Познакомившись с Валентиной Семеновной, он пригласил ее в свое подмосковное имение. Приглашением она воспользовалась только через год, и летом 1875 г. Серов приехал с ней в Абрамцево. Этот быстрый переход прямо из Парижа в русскую деревню, старый Аксаковский дом, березы, видные из каждого окна, липовые аллеи, – все это произвело на него огромное впечатление, сказавшееся только значительно позже. В это лето искусством в Абрамцеве занимались мало, и Серов ни разу не держал карандаша в руке. Занимались больше пикниками, едой, верховой ездой и всяким озорством. У Саввы Ивановича был сын Сережа, лет восьми, известный теперь в Москве журналист Сергей Саввич Мамонтов. Этого мальчика рекомендовали Серову, как правдивого и открытого всячески советуя брать с него пример. Дело в том, что мать обратила, наконец, внимание на угрюмый и скрытный характер сына и его замашки дикаря, решив с ними серьезно бороться. К этому побудило ее и то, что мальчик стал попадаться на лжи. С ним изредка случалось это и раньше, еще в Мюнхене, и отдавая сына зальцбургскому немцу, мать больше всего просила обратить внимание на искоренение в нем лжи. Вообще ничто не было ей в жизни так противно, как ложь, и поэтому она употребляла невероятные усилия, чтобы сын ее вышел правдивым, и честным.
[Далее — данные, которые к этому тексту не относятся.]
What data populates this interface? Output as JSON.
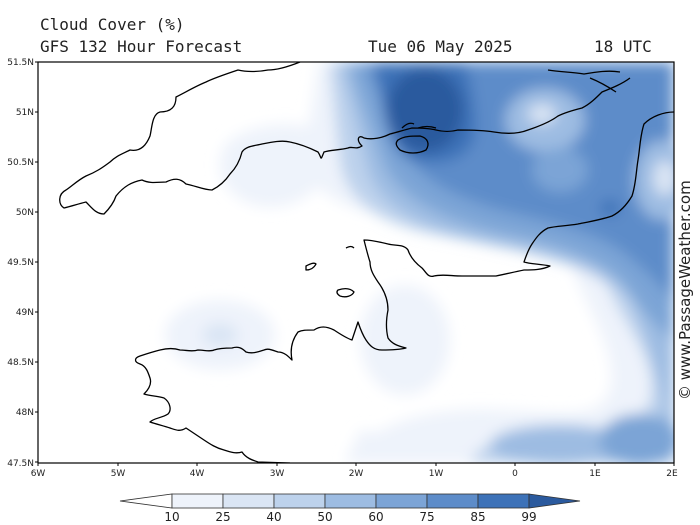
{
  "header": {
    "title": "Cloud Cover (%)",
    "subtitle": "GFS 132 Hour Forecast",
    "date": "Tue 06 May 2025",
    "time": "18 UTC"
  },
  "credit": "© www.PassageWeather.com",
  "axes": {
    "lat_labels": [
      "51.5N",
      "51N",
      "50.5N",
      "50N",
      "49.5N",
      "49N",
      "48.5N",
      "48N",
      "47.5N"
    ],
    "lon_labels": [
      "6W",
      "5W",
      "4W",
      "3W",
      "2W",
      "1W",
      "0",
      "1E",
      "2E"
    ]
  },
  "colorbar": {
    "levels": [
      "10",
      "25",
      "40",
      "50",
      "60",
      "75",
      "85",
      "99"
    ],
    "colors": [
      "#ffffff",
      "#eef3fb",
      "#dae5f4",
      "#bdd2ec",
      "#9dbce2",
      "#7ca4d6",
      "#5d8cc9",
      "#3d72b8",
      "#2b5a9e"
    ]
  },
  "map": {
    "region": "English Channel, Brittany and Normandy",
    "coastline_color": "#000000"
  }
}
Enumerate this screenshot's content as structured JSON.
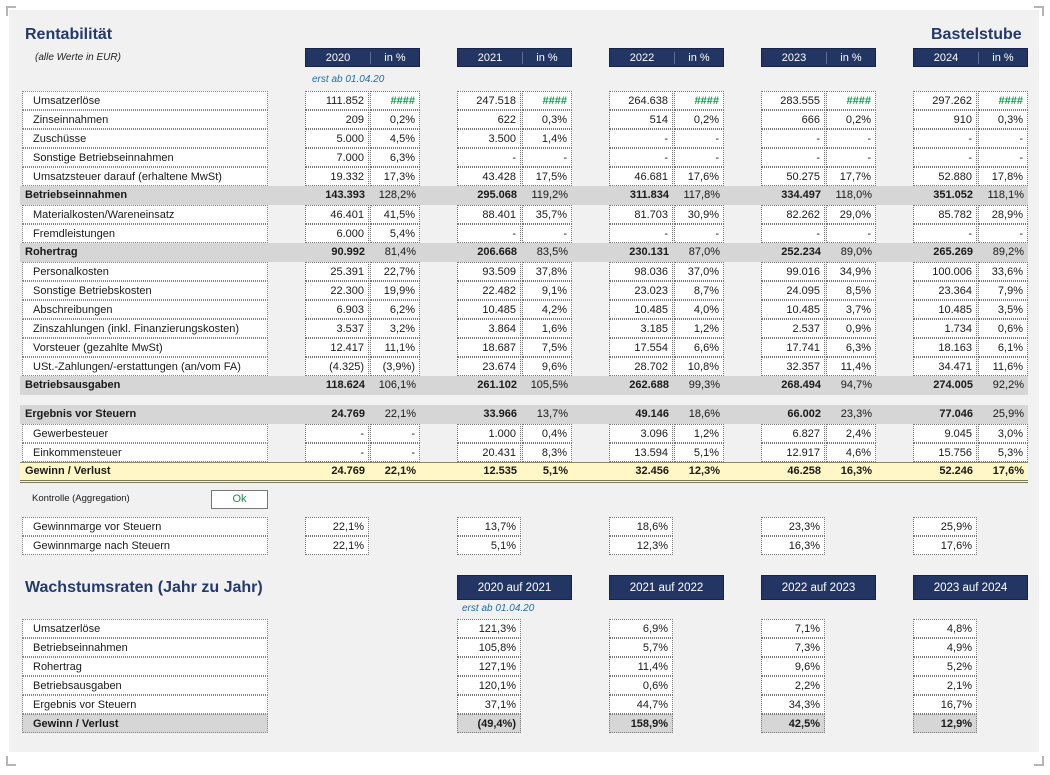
{
  "header": {
    "title": "Rentabilität",
    "company": "Bastelstube",
    "subtitle": "(alle Werte in EUR)",
    "note_start": "erst ab 01.04.20"
  },
  "years": [
    {
      "year": "2020",
      "pct": "in %"
    },
    {
      "year": "2021",
      "pct": "in %"
    },
    {
      "year": "2022",
      "pct": "in %"
    },
    {
      "year": "2023",
      "pct": "in %"
    },
    {
      "year": "2024",
      "pct": "in %"
    }
  ],
  "rows": [
    {
      "label": "Umsatzerlöse",
      "kind": "item",
      "values": [
        [
          "111.852",
          "####"
        ],
        [
          "247.518",
          "####"
        ],
        [
          "264.638",
          "####"
        ],
        [
          "283.555",
          "####"
        ],
        [
          "297.262",
          "####"
        ]
      ]
    },
    {
      "label": "Zinseinnahmen",
      "kind": "item",
      "values": [
        [
          "209",
          "0,2%"
        ],
        [
          "622",
          "0,3%"
        ],
        [
          "514",
          "0,2%"
        ],
        [
          "666",
          "0,2%"
        ],
        [
          "910",
          "0,3%"
        ]
      ]
    },
    {
      "label": "Zuschüsse",
      "kind": "item",
      "values": [
        [
          "5.000",
          "4,5%"
        ],
        [
          "3.500",
          "1,4%"
        ],
        [
          "-",
          "-"
        ],
        [
          "-",
          "-"
        ],
        [
          "-",
          "-"
        ]
      ]
    },
    {
      "label": "Sonstige Betriebseinnahmen",
      "kind": "item",
      "values": [
        [
          "7.000",
          "6,3%"
        ],
        [
          "-",
          "-"
        ],
        [
          "-",
          "-"
        ],
        [
          "-",
          "-"
        ],
        [
          "-",
          "-"
        ]
      ]
    },
    {
      "label": "Umsatzsteuer darauf (erhaltene MwSt)",
      "kind": "item",
      "values": [
        [
          "19.332",
          "17,3%"
        ],
        [
          "43.428",
          "17,5%"
        ],
        [
          "46.681",
          "17,6%"
        ],
        [
          "50.275",
          "17,7%"
        ],
        [
          "52.880",
          "17,8%"
        ]
      ]
    },
    {
      "label": "Betriebseinnahmen",
      "kind": "total",
      "values": [
        [
          "143.393",
          "128,2%"
        ],
        [
          "295.068",
          "119,2%"
        ],
        [
          "311.834",
          "117,8%"
        ],
        [
          "334.497",
          "118,0%"
        ],
        [
          "351.052",
          "118,1%"
        ]
      ]
    },
    {
      "label": "Materialkosten/Wareneinsatz",
      "kind": "item",
      "values": [
        [
          "46.401",
          "41,5%"
        ],
        [
          "88.401",
          "35,7%"
        ],
        [
          "81.703",
          "30,9%"
        ],
        [
          "82.262",
          "29,0%"
        ],
        [
          "85.782",
          "28,9%"
        ]
      ]
    },
    {
      "label": "Fremdleistungen",
      "kind": "item",
      "values": [
        [
          "6.000",
          "5,4%"
        ],
        [
          "-",
          "-"
        ],
        [
          "-",
          "-"
        ],
        [
          "-",
          "-"
        ],
        [
          "-",
          "-"
        ]
      ]
    },
    {
      "label": "Rohertrag",
      "kind": "total",
      "values": [
        [
          "90.992",
          "81,4%"
        ],
        [
          "206.668",
          "83,5%"
        ],
        [
          "230.131",
          "87,0%"
        ],
        [
          "252.234",
          "89,0%"
        ],
        [
          "265.269",
          "89,2%"
        ]
      ]
    },
    {
      "label": "Personalkosten",
      "kind": "item",
      "values": [
        [
          "25.391",
          "22,7%"
        ],
        [
          "93.509",
          "37,8%"
        ],
        [
          "98.036",
          "37,0%"
        ],
        [
          "99.016",
          "34,9%"
        ],
        [
          "100.006",
          "33,6%"
        ]
      ]
    },
    {
      "label": "Sonstige Betriebskosten",
      "kind": "item",
      "values": [
        [
          "22.300",
          "19,9%"
        ],
        [
          "22.482",
          "9,1%"
        ],
        [
          "23.023",
          "8,7%"
        ],
        [
          "24.095",
          "8,5%"
        ],
        [
          "23.364",
          "7,9%"
        ]
      ]
    },
    {
      "label": "Abschreibungen",
      "kind": "item",
      "values": [
        [
          "6.903",
          "6,2%"
        ],
        [
          "10.485",
          "4,2%"
        ],
        [
          "10.485",
          "4,0%"
        ],
        [
          "10.485",
          "3,7%"
        ],
        [
          "10.485",
          "3,5%"
        ]
      ]
    },
    {
      "label": "Zinszahlungen (inkl. Finanzierungskosten)",
      "kind": "item",
      "values": [
        [
          "3.537",
          "3,2%"
        ],
        [
          "3.864",
          "1,6%"
        ],
        [
          "3.185",
          "1,2%"
        ],
        [
          "2.537",
          "0,9%"
        ],
        [
          "1.734",
          "0,6%"
        ]
      ]
    },
    {
      "label": "Vorsteuer (gezahlte MwSt)",
      "kind": "item",
      "values": [
        [
          "12.417",
          "11,1%"
        ],
        [
          "18.687",
          "7,5%"
        ],
        [
          "17.554",
          "6,6%"
        ],
        [
          "17.741",
          "6,3%"
        ],
        [
          "18.163",
          "6,1%"
        ]
      ]
    },
    {
      "label": "USt.-Zahlungen/-erstattungen (an/vom FA)",
      "kind": "item",
      "values": [
        [
          "(4.325)",
          "(3,9%)"
        ],
        [
          "23.674",
          "9,6%"
        ],
        [
          "28.702",
          "10,8%"
        ],
        [
          "32.357",
          "11,4%"
        ],
        [
          "34.471",
          "11,6%"
        ]
      ]
    },
    {
      "label": "Betriebsausgaben",
      "kind": "total",
      "values": [
        [
          "118.624",
          "106,1%"
        ],
        [
          "261.102",
          "105,5%"
        ],
        [
          "262.688",
          "99,3%"
        ],
        [
          "268.494",
          "94,7%"
        ],
        [
          "274.005",
          "92,2%"
        ]
      ]
    },
    {
      "label": "Ergebnis vor Steuern",
      "kind": "total",
      "values": [
        [
          "24.769",
          "22,1%"
        ],
        [
          "33.966",
          "13,7%"
        ],
        [
          "49.146",
          "18,6%"
        ],
        [
          "66.002",
          "23,3%"
        ],
        [
          "77.046",
          "25,9%"
        ]
      ]
    },
    {
      "label": "Gewerbesteuer",
      "kind": "item",
      "values": [
        [
          "-",
          "-"
        ],
        [
          "1.000",
          "0,4%"
        ],
        [
          "3.096",
          "1,2%"
        ],
        [
          "6.827",
          "2,4%"
        ],
        [
          "9.045",
          "3,0%"
        ]
      ]
    },
    {
      "label": "Einkommensteuer",
      "kind": "item",
      "values": [
        [
          "-",
          "-"
        ],
        [
          "20.431",
          "8,3%"
        ],
        [
          "13.594",
          "5,1%"
        ],
        [
          "12.917",
          "4,6%"
        ],
        [
          "15.756",
          "5,3%"
        ]
      ]
    },
    {
      "label": "Gewinn / Verlust",
      "kind": "gewinn",
      "values": [
        [
          "24.769",
          "22,1%"
        ],
        [
          "12.535",
          "5,1%"
        ],
        [
          "32.456",
          "12,3%"
        ],
        [
          "46.258",
          "16,3%"
        ],
        [
          "52.246",
          "17,6%"
        ]
      ]
    }
  ],
  "kontrolle": {
    "label": "Kontrolle (Aggregation)",
    "status": "Ok"
  },
  "margins": [
    {
      "label": "Gewinnmarge vor Steuern",
      "values": [
        "22,1%",
        "13,7%",
        "18,6%",
        "23,3%",
        "25,9%"
      ]
    },
    {
      "label": "Gewinnmarge nach Steuern",
      "values": [
        "22,1%",
        "5,1%",
        "12,3%",
        "16,3%",
        "17,6%"
      ]
    }
  ],
  "growth": {
    "title": "Wachstumsraten (Jahr zu Jahr)",
    "note": "erst ab 01.04.20",
    "periods": [
      "2020 auf 2021",
      "2021 auf 2022",
      "2022 auf 2023",
      "2023 auf 2024"
    ],
    "rows": [
      {
        "label": "Umsatzerlöse",
        "values": [
          "121,3%",
          "6,9%",
          "7,1%",
          "4,8%"
        ]
      },
      {
        "label": "Betriebseinnahmen",
        "values": [
          "105,8%",
          "5,7%",
          "7,3%",
          "4,9%"
        ]
      },
      {
        "label": "Rohertrag",
        "values": [
          "127,1%",
          "11,4%",
          "9,6%",
          "5,2%"
        ]
      },
      {
        "label": "Betriebsausgaben",
        "values": [
          "120,1%",
          "0,6%",
          "2,2%",
          "2,1%"
        ]
      },
      {
        "label": "Ergebnis vor Steuern",
        "values": [
          "37,1%",
          "44,7%",
          "34,3%",
          "16,7%"
        ]
      },
      {
        "label": "Gewinn / Verlust",
        "values": [
          "(49,4%)",
          "158,9%",
          "42,5%",
          "12,9%"
        ],
        "bold": true
      }
    ]
  }
}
Каким блестящим успехом увенчались ее старания, знает каждый, кто имел дело с Серовым. Сам он считал себя чрезвычайно обязанным влиянию матери. Своей энергией и настойчивостью она не только содействовала выработке в нем прямого характера, но и беспрестанно побуждала его к систематическим занятиям рисованием.

 

Осенью Валентина Семеновна уехала с сыном в Петербург и отдала его в пансион Мая, тот самый, в котором позже были Александр Бенуа, Сомов и Философов. В пансионе он пробыл только до Пасхи, когда неожиданно заболел, и уже более туда не возвращался. За всю эту зиму он почти ничего не рисовал, несмотря на частые просьбы матери. Только во время болезни снова взялся за карандаш, и очень долго и старательно срисовывал с гравюры Сикстинскую Мадонну. Весной 1876 г. живший у них студент-медик, с которым они познакомились еще в Абрамцево, Василий Иванович Немчинов пригласил их в свою Харьковскую деревню. Все это лето проходит также без рисования. Зиму 1876-1877 г. они проводят в Киеве, где Немчинов сдает свои выпускные экзамены. Он ежедневно занимался с мальчиком и не прекращал этих занятий и следующим летом, в деревне. Ему удалось настолько его подготовить, что осенью 1877 г. Серов без труда выдержал экзамен во второй класс классической гимназии. В эту зиму он снова немного стал рисовать, главным образом благодаря решительному требованию матери. Лето 1878 г. опять все проводят в деревне Немчинова. Здесь до Валентины Семеновны дошло известие, что Репин поселился в Москве, и это окончательно решило судьбу Серова. Она видела, что все ее понукания приносят мало толку, а между тем ясно понимала, что у сына недюжинные способности. Она ухватилась за последнюю надежду, и в конце лета повезла его в Москву. Василий Иванович Немчинов был назначен земским врачом в Киеве, и Серовы вынуждены были с ним расстаться.